Five Important Chemical Reactions in Biology
- Oxidation-reduction
- Dehydration synthesis
- Hydrolysis
- Phosphorylation
- Acid-base reactions
Oxidation-Reduction Reactions
- Oxidation-reduction reactions: Reactions in which electrons (and their energy) are transferred from one atom to another.
- Oxidation: An atom loses an electron.
- Reduction: An atom gains an electron.
- For oxidation to occur, reduction must also occur.
- Example: Respiration
- C6H{12}O6 + 6O2 → 6H2O + 6CO2 + Energy
- Sugar + oxygen → water + carbon dioxide + energy
Dehydration Synthesis Reactions
- When two small molecules are joined to form a larger molecule, a molecule of water is released.
- Example: Joining amino acids to form proteins.
- NH2CH2CO-OH + H-NHCH2CO-OH → NH2CH2CO-NHCH2CO-OH + H_2O
- amino acid 1 + amino acid 2 = protein + water
Hydrolysis Reactions
- When a larger molecule is broken down into smaller parts, a water molecule is split.
- Opposite of a dehydration synthesis.
- Example: Digesting proteins into amino acids.
- NH2CH2CO-NH-CH2CO-OH + H2O → NH2CH2CO-OH + H-NHCH_2CO-OH
- Protein + water = amino acid 1 + amino acid 2
Phosphorylation Reactions
- When phosphate groups are added to other molecules, phosphate groups are clusters of oxygen and phosphate atoms.
- Bonds between phosphate groups and other molecules contain high potential energy.
- When these bonds are broken, the energy that is released can be used by the cell to do work.
- Phosphorylation reactions are commonly used to transfer potential energy.
Acid-Base Reactions
- Occurs when ions from an acid interact with ions from a base.
- This type of reaction allows harmful acids and bases to neutralize one another.
- H^+Cl^- + Na^+OH^- → Na^+Cl^- + H^+OH^-
- Hydrochloric acid + Sodium hydroxide = Sodium chloride + Water
Acids and Bases
- Water dissociates into an equal number of hydrogen ions (H^+) and hydroxide ions (OH^-), meaning it’s neutral.
Acids
- Substances that dissociate in water, releasing H^+ ions.

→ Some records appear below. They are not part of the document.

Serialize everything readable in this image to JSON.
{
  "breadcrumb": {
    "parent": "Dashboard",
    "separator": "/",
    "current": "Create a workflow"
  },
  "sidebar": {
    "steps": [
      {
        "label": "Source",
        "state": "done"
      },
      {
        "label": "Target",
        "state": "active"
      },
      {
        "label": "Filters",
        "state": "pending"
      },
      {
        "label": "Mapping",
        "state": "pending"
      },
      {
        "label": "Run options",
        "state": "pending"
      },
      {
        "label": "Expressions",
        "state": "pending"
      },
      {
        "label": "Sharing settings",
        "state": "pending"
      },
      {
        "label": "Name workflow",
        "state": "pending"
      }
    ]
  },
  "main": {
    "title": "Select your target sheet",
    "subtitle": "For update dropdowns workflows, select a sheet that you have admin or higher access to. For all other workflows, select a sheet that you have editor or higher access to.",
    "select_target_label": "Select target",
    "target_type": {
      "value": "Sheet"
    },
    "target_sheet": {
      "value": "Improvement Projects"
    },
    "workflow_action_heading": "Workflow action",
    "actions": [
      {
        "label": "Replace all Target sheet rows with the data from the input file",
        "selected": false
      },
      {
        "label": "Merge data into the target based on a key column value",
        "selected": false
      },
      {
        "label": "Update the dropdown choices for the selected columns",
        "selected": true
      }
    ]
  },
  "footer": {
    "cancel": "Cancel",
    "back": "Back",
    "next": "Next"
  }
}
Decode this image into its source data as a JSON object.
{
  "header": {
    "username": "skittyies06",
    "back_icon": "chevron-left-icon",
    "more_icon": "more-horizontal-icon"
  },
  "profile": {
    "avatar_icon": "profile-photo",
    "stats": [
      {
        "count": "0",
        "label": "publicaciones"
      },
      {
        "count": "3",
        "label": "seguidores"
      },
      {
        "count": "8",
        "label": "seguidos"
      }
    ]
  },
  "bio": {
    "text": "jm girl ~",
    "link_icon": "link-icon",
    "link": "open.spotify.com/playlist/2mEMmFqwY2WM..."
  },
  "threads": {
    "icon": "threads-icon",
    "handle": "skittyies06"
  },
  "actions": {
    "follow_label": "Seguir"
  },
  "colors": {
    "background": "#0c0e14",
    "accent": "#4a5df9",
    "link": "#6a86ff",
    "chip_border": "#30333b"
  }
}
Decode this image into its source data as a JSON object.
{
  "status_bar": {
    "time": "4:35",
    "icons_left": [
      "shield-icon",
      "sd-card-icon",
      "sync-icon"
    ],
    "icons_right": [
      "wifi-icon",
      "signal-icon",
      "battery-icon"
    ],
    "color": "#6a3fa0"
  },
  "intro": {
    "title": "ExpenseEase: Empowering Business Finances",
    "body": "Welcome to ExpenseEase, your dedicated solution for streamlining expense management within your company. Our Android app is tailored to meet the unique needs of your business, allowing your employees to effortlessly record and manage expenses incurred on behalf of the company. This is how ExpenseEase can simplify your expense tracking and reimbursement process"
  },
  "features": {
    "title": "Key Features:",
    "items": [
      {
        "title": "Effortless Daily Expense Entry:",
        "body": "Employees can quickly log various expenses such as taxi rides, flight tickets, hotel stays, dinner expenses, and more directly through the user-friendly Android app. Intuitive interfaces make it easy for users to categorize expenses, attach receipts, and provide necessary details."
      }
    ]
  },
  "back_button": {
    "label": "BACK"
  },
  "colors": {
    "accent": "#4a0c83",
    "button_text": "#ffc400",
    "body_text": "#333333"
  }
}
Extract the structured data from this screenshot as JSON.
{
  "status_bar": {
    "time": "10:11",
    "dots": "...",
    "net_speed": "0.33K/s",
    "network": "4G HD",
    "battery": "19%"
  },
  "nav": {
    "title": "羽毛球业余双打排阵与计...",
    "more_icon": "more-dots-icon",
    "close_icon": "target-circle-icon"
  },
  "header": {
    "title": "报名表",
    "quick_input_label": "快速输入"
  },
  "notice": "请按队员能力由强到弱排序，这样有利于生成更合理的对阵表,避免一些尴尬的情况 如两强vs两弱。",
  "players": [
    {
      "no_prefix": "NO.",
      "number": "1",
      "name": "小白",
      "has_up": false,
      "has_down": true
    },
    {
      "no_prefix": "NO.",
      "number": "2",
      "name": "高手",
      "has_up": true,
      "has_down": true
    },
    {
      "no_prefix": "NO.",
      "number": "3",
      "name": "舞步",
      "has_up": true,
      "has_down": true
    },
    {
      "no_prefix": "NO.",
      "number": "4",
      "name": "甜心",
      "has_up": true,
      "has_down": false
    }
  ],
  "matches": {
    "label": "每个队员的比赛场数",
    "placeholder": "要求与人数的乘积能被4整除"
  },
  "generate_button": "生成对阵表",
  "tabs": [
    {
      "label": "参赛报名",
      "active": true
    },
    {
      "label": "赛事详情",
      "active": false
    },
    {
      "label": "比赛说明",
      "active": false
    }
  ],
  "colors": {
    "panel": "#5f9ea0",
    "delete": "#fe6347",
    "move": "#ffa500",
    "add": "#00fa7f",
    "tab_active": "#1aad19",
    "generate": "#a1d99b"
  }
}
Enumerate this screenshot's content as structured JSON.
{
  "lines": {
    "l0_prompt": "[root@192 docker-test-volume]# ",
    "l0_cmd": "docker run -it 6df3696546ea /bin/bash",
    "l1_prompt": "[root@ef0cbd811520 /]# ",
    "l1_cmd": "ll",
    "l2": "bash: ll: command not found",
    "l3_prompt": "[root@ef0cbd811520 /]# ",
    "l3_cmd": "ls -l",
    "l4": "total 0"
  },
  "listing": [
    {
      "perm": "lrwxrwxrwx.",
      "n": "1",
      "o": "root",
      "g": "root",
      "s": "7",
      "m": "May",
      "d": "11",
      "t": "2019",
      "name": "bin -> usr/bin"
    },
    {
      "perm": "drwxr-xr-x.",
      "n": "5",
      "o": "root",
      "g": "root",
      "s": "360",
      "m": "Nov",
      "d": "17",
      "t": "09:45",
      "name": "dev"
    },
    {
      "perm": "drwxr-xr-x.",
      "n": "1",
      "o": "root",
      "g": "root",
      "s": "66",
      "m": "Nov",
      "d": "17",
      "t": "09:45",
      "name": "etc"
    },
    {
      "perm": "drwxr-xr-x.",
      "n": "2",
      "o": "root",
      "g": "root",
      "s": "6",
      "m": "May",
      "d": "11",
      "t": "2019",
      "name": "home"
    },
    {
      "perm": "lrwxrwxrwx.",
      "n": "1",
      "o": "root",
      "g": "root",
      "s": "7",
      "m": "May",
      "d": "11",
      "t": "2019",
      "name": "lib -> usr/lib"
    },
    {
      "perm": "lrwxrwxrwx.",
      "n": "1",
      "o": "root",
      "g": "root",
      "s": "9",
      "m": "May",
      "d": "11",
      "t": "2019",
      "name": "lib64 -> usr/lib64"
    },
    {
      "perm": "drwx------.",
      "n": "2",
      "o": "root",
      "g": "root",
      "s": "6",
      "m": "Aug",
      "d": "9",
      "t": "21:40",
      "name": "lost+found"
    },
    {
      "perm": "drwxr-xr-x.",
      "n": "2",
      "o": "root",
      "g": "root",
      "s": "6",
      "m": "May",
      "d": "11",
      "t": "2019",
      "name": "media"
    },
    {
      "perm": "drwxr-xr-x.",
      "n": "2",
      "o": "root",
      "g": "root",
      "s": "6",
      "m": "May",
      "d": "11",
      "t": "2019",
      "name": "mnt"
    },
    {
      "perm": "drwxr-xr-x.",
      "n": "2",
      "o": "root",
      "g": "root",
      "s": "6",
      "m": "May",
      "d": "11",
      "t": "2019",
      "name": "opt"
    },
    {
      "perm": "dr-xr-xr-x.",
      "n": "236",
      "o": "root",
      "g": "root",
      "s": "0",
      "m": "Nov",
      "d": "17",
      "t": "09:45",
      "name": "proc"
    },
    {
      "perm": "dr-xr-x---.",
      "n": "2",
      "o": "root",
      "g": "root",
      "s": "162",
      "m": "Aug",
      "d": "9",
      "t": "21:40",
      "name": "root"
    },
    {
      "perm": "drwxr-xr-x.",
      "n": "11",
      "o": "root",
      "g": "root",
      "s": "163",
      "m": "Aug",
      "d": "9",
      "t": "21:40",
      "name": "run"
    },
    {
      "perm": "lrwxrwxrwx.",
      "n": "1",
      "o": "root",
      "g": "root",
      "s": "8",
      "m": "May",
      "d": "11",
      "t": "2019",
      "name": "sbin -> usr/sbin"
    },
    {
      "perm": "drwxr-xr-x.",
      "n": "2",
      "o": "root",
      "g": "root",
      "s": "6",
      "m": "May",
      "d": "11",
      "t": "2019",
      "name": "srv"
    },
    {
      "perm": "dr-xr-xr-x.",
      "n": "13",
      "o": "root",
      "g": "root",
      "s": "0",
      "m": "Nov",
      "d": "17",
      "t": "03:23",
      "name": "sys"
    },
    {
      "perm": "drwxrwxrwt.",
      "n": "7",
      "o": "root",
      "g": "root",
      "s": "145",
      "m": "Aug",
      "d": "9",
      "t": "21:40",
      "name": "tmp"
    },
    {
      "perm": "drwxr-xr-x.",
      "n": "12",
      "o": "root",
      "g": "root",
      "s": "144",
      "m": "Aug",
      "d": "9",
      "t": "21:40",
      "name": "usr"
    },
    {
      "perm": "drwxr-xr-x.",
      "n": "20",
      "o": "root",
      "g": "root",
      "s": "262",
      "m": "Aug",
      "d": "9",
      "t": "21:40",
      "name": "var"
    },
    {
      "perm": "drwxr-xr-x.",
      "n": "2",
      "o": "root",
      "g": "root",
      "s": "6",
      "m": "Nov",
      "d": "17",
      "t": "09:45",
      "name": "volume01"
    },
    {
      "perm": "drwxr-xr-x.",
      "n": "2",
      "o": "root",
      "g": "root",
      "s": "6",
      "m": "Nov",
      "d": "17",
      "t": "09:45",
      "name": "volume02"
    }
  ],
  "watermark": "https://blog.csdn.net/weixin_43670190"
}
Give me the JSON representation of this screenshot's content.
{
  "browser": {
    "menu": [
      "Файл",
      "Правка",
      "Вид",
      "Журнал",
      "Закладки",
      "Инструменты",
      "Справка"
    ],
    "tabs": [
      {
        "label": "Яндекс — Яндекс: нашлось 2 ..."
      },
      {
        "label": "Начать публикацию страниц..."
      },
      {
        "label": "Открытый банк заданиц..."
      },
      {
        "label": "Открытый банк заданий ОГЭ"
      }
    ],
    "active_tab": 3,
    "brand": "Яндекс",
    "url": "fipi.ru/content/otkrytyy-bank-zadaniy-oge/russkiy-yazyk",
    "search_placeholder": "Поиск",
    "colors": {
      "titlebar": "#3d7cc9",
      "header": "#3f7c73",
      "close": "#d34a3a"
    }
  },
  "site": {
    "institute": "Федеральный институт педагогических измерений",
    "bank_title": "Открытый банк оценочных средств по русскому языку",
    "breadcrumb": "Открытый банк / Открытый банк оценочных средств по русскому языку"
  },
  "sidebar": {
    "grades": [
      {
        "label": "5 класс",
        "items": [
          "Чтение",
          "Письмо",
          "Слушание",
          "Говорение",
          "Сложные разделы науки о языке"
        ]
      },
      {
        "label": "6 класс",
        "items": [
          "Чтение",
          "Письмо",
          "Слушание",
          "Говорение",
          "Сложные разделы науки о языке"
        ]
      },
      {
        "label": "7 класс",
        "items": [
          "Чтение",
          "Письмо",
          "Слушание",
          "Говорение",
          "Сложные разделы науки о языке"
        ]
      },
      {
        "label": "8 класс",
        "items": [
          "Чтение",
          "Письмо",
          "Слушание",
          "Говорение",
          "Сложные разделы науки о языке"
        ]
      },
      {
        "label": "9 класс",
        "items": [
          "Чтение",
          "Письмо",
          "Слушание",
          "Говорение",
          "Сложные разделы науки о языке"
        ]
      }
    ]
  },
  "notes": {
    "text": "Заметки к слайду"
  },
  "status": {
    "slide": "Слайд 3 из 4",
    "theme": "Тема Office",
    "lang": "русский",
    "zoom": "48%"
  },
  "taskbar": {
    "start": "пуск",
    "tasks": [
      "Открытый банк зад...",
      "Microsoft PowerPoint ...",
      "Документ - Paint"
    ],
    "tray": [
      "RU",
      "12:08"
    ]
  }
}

- Common examples: lemon juice, vinegar, tomatoes, and coffee.
- Example:
- HCl → H^+ + Cl^-
- Hydrochloric acid
Bases
- Substances that either take up hydrogen ions or release hydroxide ions (OH^-).
- Common bases: ammonia and milk of magnesia.
- Example:
- NaOH → Na^+ + OH^-
- Sodium hydroxide
pH Scale
- Mathematical way to indicate the number of hydrogen ions in solution.
- pH scale ranges from 0 to 14.
- pH below 7: acidic – more [H^+] than [OH^-]
- pH above 7: basic – more [OH^-] than [H^+]
- pH of 7: neutral – [H^+] equal to [OH^-]
Buffers
- Chemical or combination of chemicals that keeps pH within normal limits.
- Resist pH change by taking up excess H^+ or OH^-.
- pH of blood is about 7.4 – maintained by a buffer.